Todesangst oder Eiseskälte habe er damals nicht verspürt. "In einem solchen Moment vergisst du alles um dich herum und hast den Tunnelblick. Du bist nur noch darauf fixiert, ihn zu retten." Mit Hilfe der Feuerwehr und eines weiteren furchtlosen Bürgers, der Konrad Stengel hieß, konnte der Freizeitsportler schließlich lebend gerettet werden. Für ihr beherztes Handeln wurden Sachs und Stengel vom damaligen baye rischen Ministerpräsidenten Edmund Stoiber mit der baye rischen Rettungsmedaille ausgezeichnet.

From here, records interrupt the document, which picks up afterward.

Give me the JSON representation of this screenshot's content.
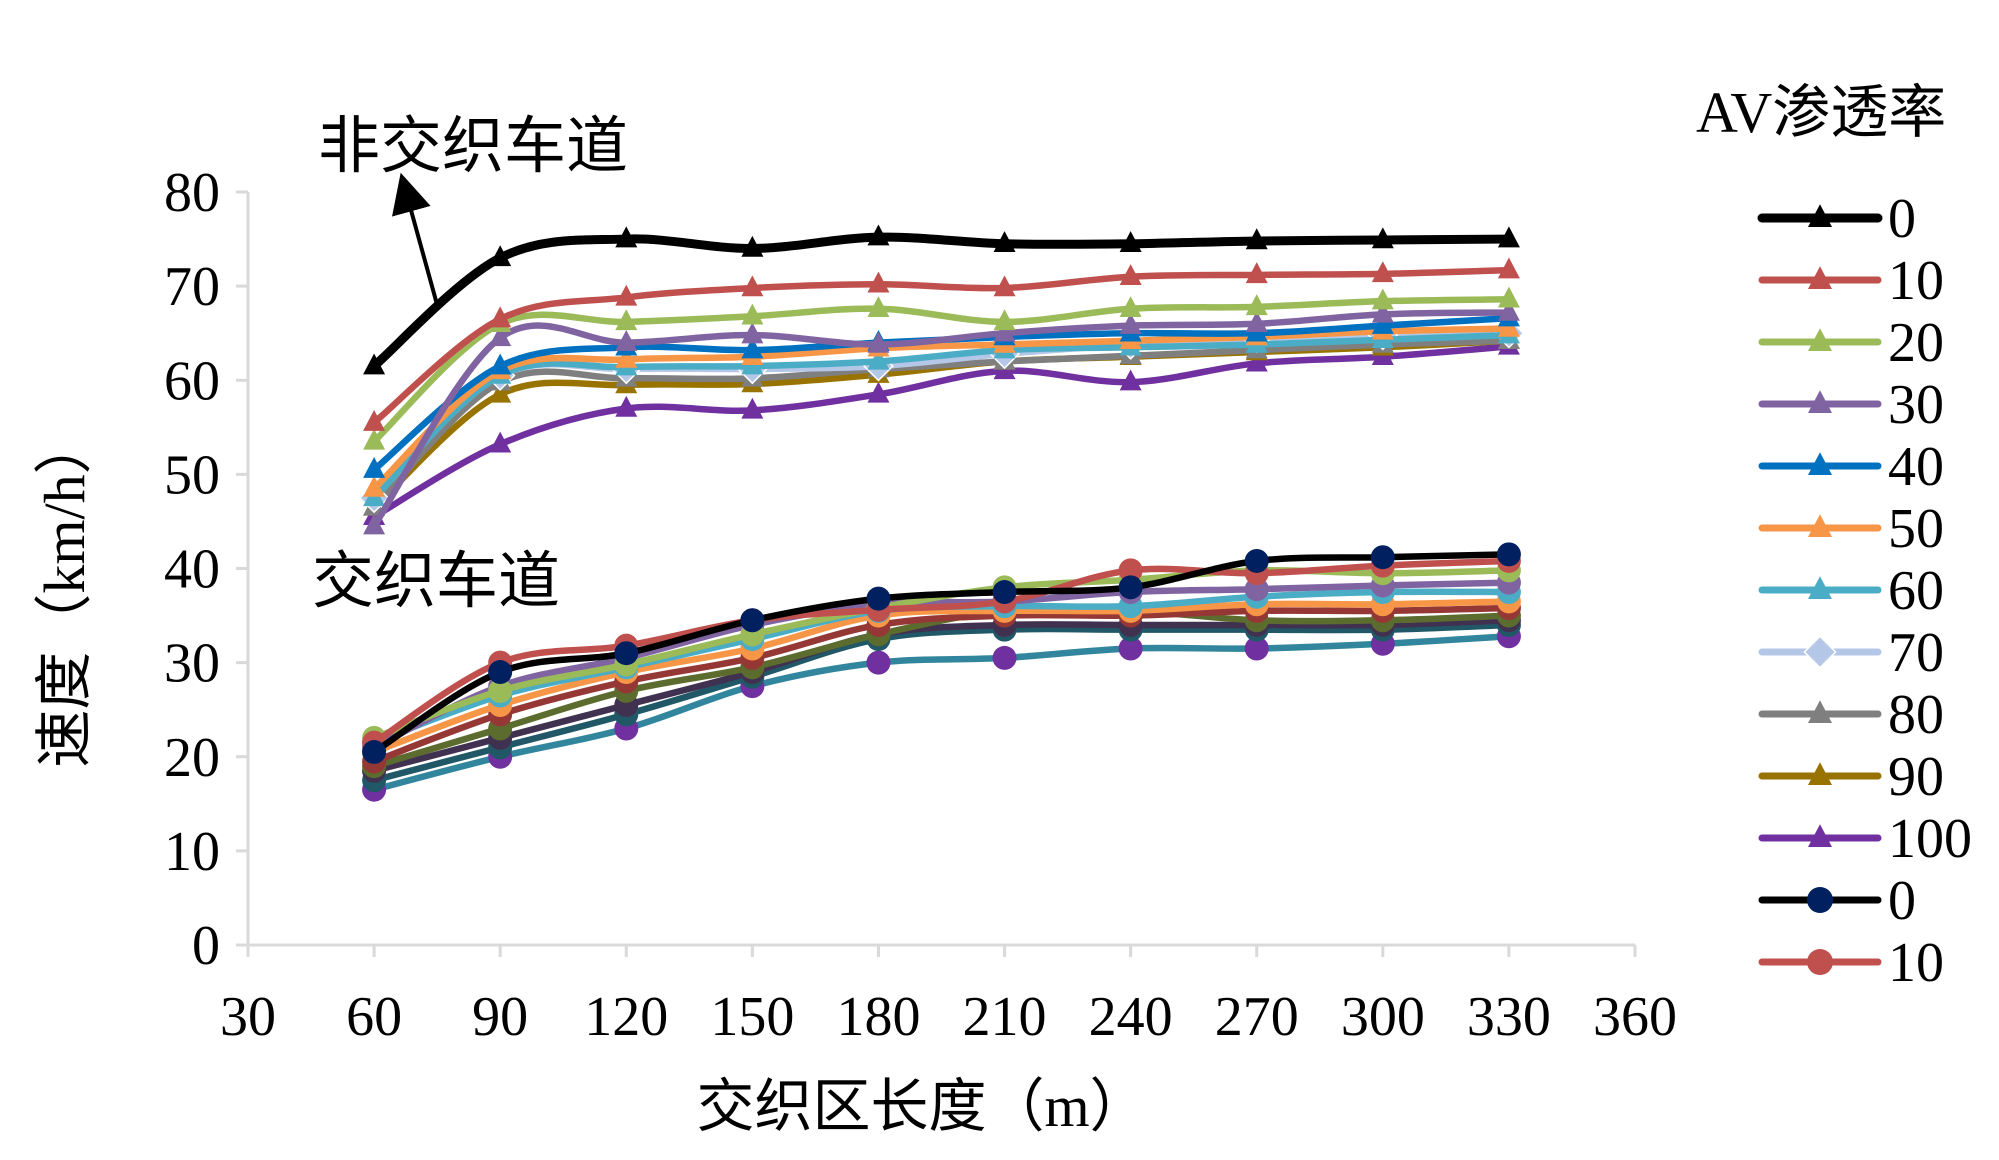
{
  "chart_data": {
    "type": "line",
    "title": "",
    "xlabel": "交织区长度（m）",
    "ylabel": "速度（km/h）",
    "xlim": [
      30,
      360
    ],
    "ylim": [
      0,
      80
    ],
    "x_ticks": [
      30,
      60,
      90,
      120,
      150,
      180,
      210,
      240,
      270,
      300,
      330,
      360
    ],
    "y_ticks": [
      0,
      10,
      20,
      30,
      40,
      50,
      60,
      70,
      80
    ],
    "grid": false,
    "legend_position": "right",
    "legend_title": "AV渗透率",
    "annotations": [
      {
        "text": "非交织车道",
        "has_arrow": true
      },
      {
        "text": "交织车道",
        "has_arrow": false
      }
    ],
    "x": [
      60,
      90,
      120,
      150,
      180,
      210,
      240,
      270,
      300,
      330
    ],
    "series": [
      {
        "name": "0",
        "group": "非交织车道",
        "marker": "triangle",
        "color": "#000000",
        "values": [
          61.5,
          73,
          75,
          74,
          75.2,
          74.5,
          74.5,
          74.8,
          74.9,
          75
        ]
      },
      {
        "name": "10",
        "group": "非交织车道",
        "marker": "triangle",
        "color": "#c0504d",
        "values": [
          55.5,
          66.5,
          68.8,
          69.8,
          70.2,
          69.8,
          71,
          71.2,
          71.3,
          71.7
        ]
      },
      {
        "name": "20",
        "group": "非交织车道",
        "marker": "triangle",
        "color": "#9bbb59",
        "values": [
          53.5,
          66,
          66.2,
          66.8,
          67.6,
          66.2,
          67.6,
          67.8,
          68.4,
          68.6
        ]
      },
      {
        "name": "30",
        "group": "非交织车道",
        "marker": "triangle",
        "color": "#8064a2",
        "values": [
          44.5,
          64.5,
          64,
          64.8,
          63.8,
          65,
          65.8,
          66,
          67,
          67.2
        ]
      },
      {
        "name": "40",
        "group": "非交织车道",
        "marker": "triangle",
        "color": "#0070c0",
        "values": [
          50.5,
          61.5,
          63.5,
          63.2,
          64,
          64.6,
          65,
          65,
          65.8,
          66.6
        ]
      },
      {
        "name": "50",
        "group": "非交织车道",
        "marker": "triangle",
        "color": "#f79646",
        "values": [
          48.5,
          61,
          62.2,
          62.5,
          63.4,
          63.8,
          64.2,
          64.6,
          65.2,
          65.5
        ]
      },
      {
        "name": "60",
        "group": "非交织车道",
        "marker": "triangle",
        "color": "#4bacc6",
        "values": [
          47.5,
          60.5,
          61.4,
          61.5,
          62,
          63.2,
          63.5,
          63.8,
          64.3,
          64.8
        ]
      },
      {
        "name": "70",
        "group": "非交织车道",
        "marker": "diamond",
        "color": "#b4c7e7",
        "values": [
          47.5,
          60.5,
          61.2,
          61.2,
          61.5,
          62.8,
          63.8,
          64.5,
          64.8,
          65
        ]
      },
      {
        "name": "80",
        "group": "非交织车道",
        "marker": "triangle",
        "color": "#7f7f7f",
        "values": [
          46.5,
          59.8,
          60.2,
          60.2,
          61.2,
          62,
          62.6,
          63.2,
          63.8,
          64.2
        ]
      },
      {
        "name": "90",
        "group": "非交织车道",
        "marker": "triangle",
        "color": "#997300",
        "values": [
          46.5,
          58.5,
          59.5,
          59.6,
          60.6,
          62,
          62.5,
          63,
          63.5,
          64.2
        ]
      },
      {
        "name": "100",
        "group": "非交织车道",
        "marker": "triangle",
        "color": "#7030a0",
        "values": [
          45.5,
          53.2,
          57,
          56.8,
          58.5,
          61,
          59.8,
          61.8,
          62.5,
          63.6
        ]
      },
      {
        "name": "0",
        "group": "交织车道",
        "marker": "circle",
        "color": "#000000",
        "marker_color": "#002060",
        "values": [
          20.5,
          29,
          31,
          34.5,
          36.8,
          37.5,
          38,
          40.8,
          41.2,
          41.5
        ]
      },
      {
        "name": "10",
        "group": "交织车道",
        "marker": "circle",
        "color": "#c0504d",
        "values": [
          21.5,
          30,
          31.8,
          34.5,
          35.6,
          36.5,
          39.8,
          39.5,
          40.3,
          40.8
        ]
      },
      {
        "name": "20",
        "group": "交织车道",
        "marker": "circle",
        "color": "#9bbb59",
        "values": [
          22,
          27,
          29.8,
          33,
          35.8,
          38,
          38.8,
          39.8,
          39.5,
          39.8
        ]
      },
      {
        "name": "30",
        "group": "交织车道",
        "marker": "circle",
        "color": "#8064a2",
        "values": [
          21,
          27.5,
          30.5,
          34,
          36.2,
          36.5,
          37.5,
          37.8,
          38.2,
          38.5
        ]
      },
      {
        "name": "40",
        "group": "交织车道",
        "marker": "circle",
        "color": "#4bacc6",
        "values": [
          21.5,
          26.5,
          29.5,
          32.5,
          35.5,
          36,
          36,
          37,
          37.5,
          37.5
        ]
      },
      {
        "name": "50",
        "group": "交织车道",
        "marker": "circle",
        "color": "#f79646",
        "values": [
          20.5,
          25.5,
          29,
          31.5,
          35,
          35.5,
          35.5,
          36.2,
          36.2,
          36.5
        ]
      },
      {
        "name": "60",
        "group": "交织车道",
        "marker": "circle",
        "color": "#953735",
        "values": [
          19.5,
          24.5,
          28,
          30.5,
          34,
          35,
          35,
          35.5,
          35.5,
          35.8
        ]
      },
      {
        "name": "70",
        "group": "交织车道",
        "marker": "circle",
        "color": "#5c6b2e",
        "values": [
          19,
          23,
          27,
          29.5,
          33,
          35.5,
          35.5,
          34.5,
          34.5,
          35
        ]
      },
      {
        "name": "80",
        "group": "交织车道",
        "marker": "circle",
        "color": "#403151",
        "values": [
          18.5,
          22,
          25.5,
          29,
          33,
          34,
          34,
          34,
          34,
          34.5
        ]
      },
      {
        "name": "90",
        "group": "交织车道",
        "marker": "circle",
        "color": "#215867",
        "values": [
          17.5,
          21,
          24.5,
          28.5,
          32.5,
          33.5,
          33.5,
          33.5,
          33.5,
          34
        ]
      },
      {
        "name": "100",
        "group": "交织车道",
        "marker": "circle",
        "color": "#7030a0",
        "line_color": "#31859c",
        "values": [
          16.5,
          20,
          23,
          27.5,
          30,
          30.5,
          31.5,
          31.5,
          32,
          32.8
        ]
      }
    ],
    "legend_entries": [
      {
        "label": "0",
        "marker": "triangle",
        "color": "#000000"
      },
      {
        "label": "10",
        "marker": "triangle",
        "color": "#c0504d"
      },
      {
        "label": "20",
        "marker": "triangle",
        "color": "#9bbb59"
      },
      {
        "label": "30",
        "marker": "triangle",
        "color": "#8064a2"
      },
      {
        "label": "40",
        "marker": "triangle",
        "color": "#0070c0"
      },
      {
        "label": "50",
        "marker": "triangle",
        "color": "#f79646"
      },
      {
        "label": "60",
        "marker": "triangle",
        "color": "#4bacc6"
      },
      {
        "label": "70",
        "marker": "diamond",
        "color": "#b4c7e7"
      },
      {
        "label": "80",
        "marker": "triangle",
        "color": "#7f7f7f"
      },
      {
        "label": "90",
        "marker": "triangle",
        "color": "#997300"
      },
      {
        "label": "100",
        "marker": "triangle",
        "color": "#7030a0"
      },
      {
        "label": "0",
        "marker": "circle",
        "color": "#000000",
        "marker_color": "#002060"
      },
      {
        "label": "10",
        "marker": "circle",
        "color": "#c0504d"
      }
    ]
  }
}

Die Gedanken der beiden schweifen aber auch immer wieder in die Gründerjahre der Ortsgruppe zurück, in der das Flussbad, das Ende der 60er-Jahre aufgelöst worden war, einen abgetrennten Bereich für Nichtschwimmer und einem Doppelsprungturm hatte. "Man konnte vom Ein- und Dreimetersprungbrett in das an dieser Stelle vier Meter tiefe Wasser des Mains springen", erzählt Ramer.
Das erste Pressluftgerät
Es war eine Zeit, in der bei der Ortsgruppe Improvisieren angesagt war. Davon zeugen Bilder aus dem Jahre 1958. Sie zeigen einen jungen Mann namens Reinhard Wuttke, der eine ganz besondere Konstruktion präsentiert. "Es war ein von mir aus einer Segeltuchplane entworfenes Tragegestell für unser erstes Pressluftgerät zum Tauchen", klärt der Gründungsvorsitzende auf. "In solchen Dingen war er ein Spezialist", lobt ihn Sachs.

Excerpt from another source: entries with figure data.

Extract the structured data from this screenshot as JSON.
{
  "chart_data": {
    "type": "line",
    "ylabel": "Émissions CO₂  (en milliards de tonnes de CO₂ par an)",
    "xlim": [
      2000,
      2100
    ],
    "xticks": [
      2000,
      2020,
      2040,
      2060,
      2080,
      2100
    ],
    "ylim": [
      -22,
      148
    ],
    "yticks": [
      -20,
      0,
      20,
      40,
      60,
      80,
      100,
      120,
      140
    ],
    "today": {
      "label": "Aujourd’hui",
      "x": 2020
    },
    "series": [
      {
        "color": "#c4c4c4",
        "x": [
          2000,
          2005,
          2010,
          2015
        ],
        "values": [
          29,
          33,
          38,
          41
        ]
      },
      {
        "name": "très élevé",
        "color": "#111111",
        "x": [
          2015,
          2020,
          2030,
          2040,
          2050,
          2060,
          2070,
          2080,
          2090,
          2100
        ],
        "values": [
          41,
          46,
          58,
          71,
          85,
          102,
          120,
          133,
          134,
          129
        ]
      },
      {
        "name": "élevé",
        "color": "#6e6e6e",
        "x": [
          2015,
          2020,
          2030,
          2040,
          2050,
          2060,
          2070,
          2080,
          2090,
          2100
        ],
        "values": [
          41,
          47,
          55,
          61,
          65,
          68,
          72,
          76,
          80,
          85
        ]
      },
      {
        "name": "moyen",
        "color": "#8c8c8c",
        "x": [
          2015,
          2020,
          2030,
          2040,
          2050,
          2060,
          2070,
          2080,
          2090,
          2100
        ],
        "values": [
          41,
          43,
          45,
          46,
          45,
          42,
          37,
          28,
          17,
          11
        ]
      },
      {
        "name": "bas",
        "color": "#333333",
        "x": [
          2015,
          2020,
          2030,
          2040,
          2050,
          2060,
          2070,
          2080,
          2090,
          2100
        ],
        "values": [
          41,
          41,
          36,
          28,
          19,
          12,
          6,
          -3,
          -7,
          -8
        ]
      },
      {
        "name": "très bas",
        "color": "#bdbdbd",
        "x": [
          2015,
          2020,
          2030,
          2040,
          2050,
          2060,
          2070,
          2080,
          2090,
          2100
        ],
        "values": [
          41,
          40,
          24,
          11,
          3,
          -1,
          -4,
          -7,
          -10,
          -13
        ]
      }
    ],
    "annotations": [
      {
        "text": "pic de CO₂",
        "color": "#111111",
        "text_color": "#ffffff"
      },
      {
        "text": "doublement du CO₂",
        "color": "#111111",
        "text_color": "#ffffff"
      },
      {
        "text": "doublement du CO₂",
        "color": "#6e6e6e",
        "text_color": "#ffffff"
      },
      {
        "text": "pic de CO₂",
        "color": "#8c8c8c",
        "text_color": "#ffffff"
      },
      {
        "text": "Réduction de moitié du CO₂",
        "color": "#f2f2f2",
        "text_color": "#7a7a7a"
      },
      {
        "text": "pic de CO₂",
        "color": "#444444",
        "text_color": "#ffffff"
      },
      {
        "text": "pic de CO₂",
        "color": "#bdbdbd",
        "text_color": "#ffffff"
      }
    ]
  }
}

Inzwischen sind die Jahre ins Land gegangen - 60 an der Zahl. Aus welchem Holz ist das Langlebigkeitsgen geschnitzt, das dafür sorgt, dass die Ortsgruppe noch immer aktiv ist? Die Bombenkameradschaft und die Idealisten, die am Ruder seien, führt Sachs als Gründe an, der seit 55 Jahren der Wasserwacht die Treue hält.

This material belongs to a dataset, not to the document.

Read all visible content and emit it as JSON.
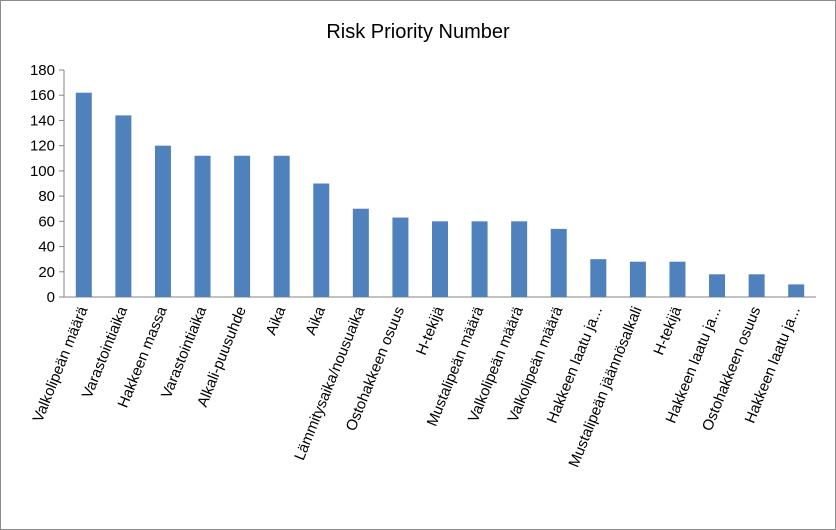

Training im Michelauer Hallenbad
Dass es in Burgkunstadt kein Lehrschwimmbecken mehr gibt, bedauert der Redner. Nach dem Abriss des Bades habe sich die Zahl der Kinder in der Wasserwacht auf 20 halbiert. Er würde sich freuen, wenn in Burgkunstadt wieder eine Einrichtung gebaut werden würde, in der man nicht nur trainieren, sondern auch Schwimmunterricht für die Grundschulkinder anbieten könnte. Derzeit findet das Nachwuchstraining im Michelauer Hallenbad statt, der Schwimmunterricht für die Schüler im Hallenbad des "Fränkischen Hofes" in Baiersdorf. Gespräche mit dem neuen Bürgermeister Robert Hümmer (CSU) hätten ihn zuversichtlich gestimmt, so Sachs, dass es zum Bau eines Schwimmbeckens kommen werde. Andernfalls sieht der Vorsitzende schwarz für die Zukunft: "Dann gerät die Wasserwacht über kurz oder lang in Schlagseite."